Non-persistence of CAR T-cells may be due to immune- mediated rejection or environment-mediated suppression of their growth. Evidence for increased PD-1 expression in CAR T-cells between infusion and peak expansion has been demonstrated in clinical samples.

Preclinical data and few clinical data support a role of PD- 1-PD-L1 blockade in improving the effectiveness of CAR T-cell therapy.
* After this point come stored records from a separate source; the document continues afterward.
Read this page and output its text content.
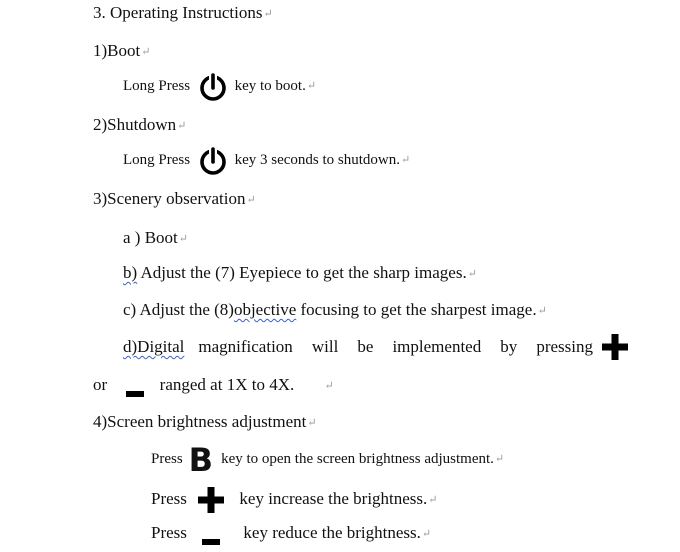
3. Operating Instructions↵
1)Boot↵
Long Press	key to boot.↵
2)Shutdown↵
Long Press	key 3 seconds to shutdown.↵
3)Scenery observation↵
a ) Boot↵
b) Adjust the (7) Eyepiece to get the sharp images.↵
c) Adjust the (8)objective focusing to get the sharpest image.↵
d)Digital magnification will be implemented by pressing
or	ranged at 1X to 4X.	↵
4)Screen brightness adjustment↵
Press B key to open the screen brightness adjustment.↵
Press	key increase the brightness.↵
Press	key reduce the brightness.↵
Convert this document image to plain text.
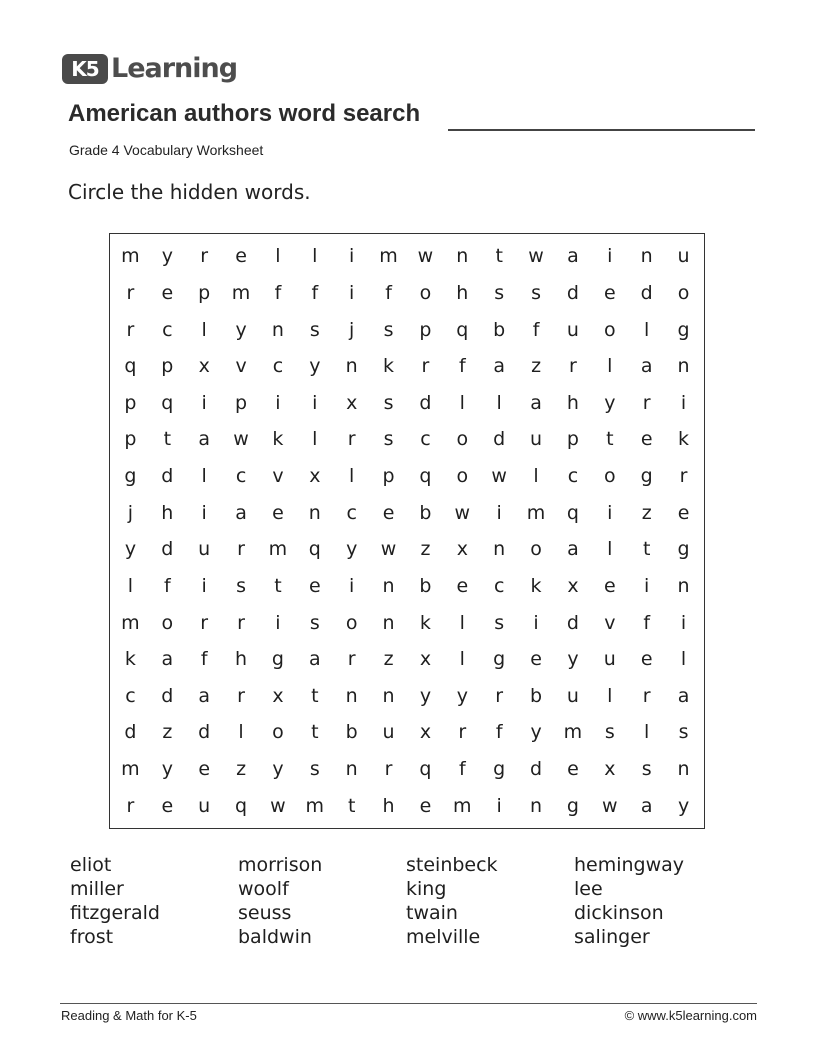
K5 Learning
American authors word search
Grade 4 Vocabulary Worksheet
Circle the hidden words.
m	y	r	e	l	l	i	m	w	n	t	w	a	i	n	u
r	e	p	m	f	f	i	f	o	h	s	s	d	e	d	o
r	c	l	y	n	s	j	s	p	q	b	f	u	o	l	g
q	p	x	v	c	y	n	k	r	f	a	z	r	l	a	n
p	q	i	p	i	i	x	s	d	l	l	a	h	y	r	i
p	t	a	w	k	l	r	s	c	o	d	u	p	t	e	k
g	d	l	c	v	x	l	p	q	o	w	l	c	o	g	r
j	h	i	a	e	n	c	e	b	w	i	m	q	i	z	e
y	d	u	r	m	q	y	w	z	x	n	o	a	l	t	g
l	f	i	s	t	e	i	n	b	e	c	k	x	e	i	n
m	o	r	r	i	s	o	n	k	l	s	i	d	v	f	i
k	a	f	h	g	a	r	z	x	l	g	e	y	u	e	l
c	d	a	r	x	t	n	n	y	y	r	b	u	l	r	a
d	z	d	l	o	t	b	u	x	r	f	y	m	s	l	s
m	y	e	z	y	s	n	r	q	f	g	d	e	x	s	n
r	e	u	q	w	m	t	h	e	m	i	n	g	w	a	y
eliot	morrison	steinbeck	hemingway
miller	woolf	king	lee
fitzgerald	seuss	twain	dickinson
frost	baldwin	melville	salinger
Reading & Math for K-5	© www.k5learning.com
The objectives of this phase I/II study is to determine the safety, efficacy and feasibility of Nivolumab (Opdivo®)- an anti-PD1 treatment- combined to tisagenlecleucel in a cohort of relapsed or refractory B-ALL patients, aged 1-25 years old, previously treated by tisagenlecleucel (Kymriah®), with a demonstrated early loss of B-cell aplasia (within 6 months), a surrogate marker of the loss of CAR T-cells or their non- functionality.

More specifically, the main objectives are:

• In cohort 1 that includes patients with a MRD negative disease status combined to an early loss (within 6 months) of B-cell aplasia :

To determine the optimal starting time of Nivolumab (Opdivo®) in terms of safety and efficacy among 4 candidate time points (day 14, day 11, day 5, and day - 1).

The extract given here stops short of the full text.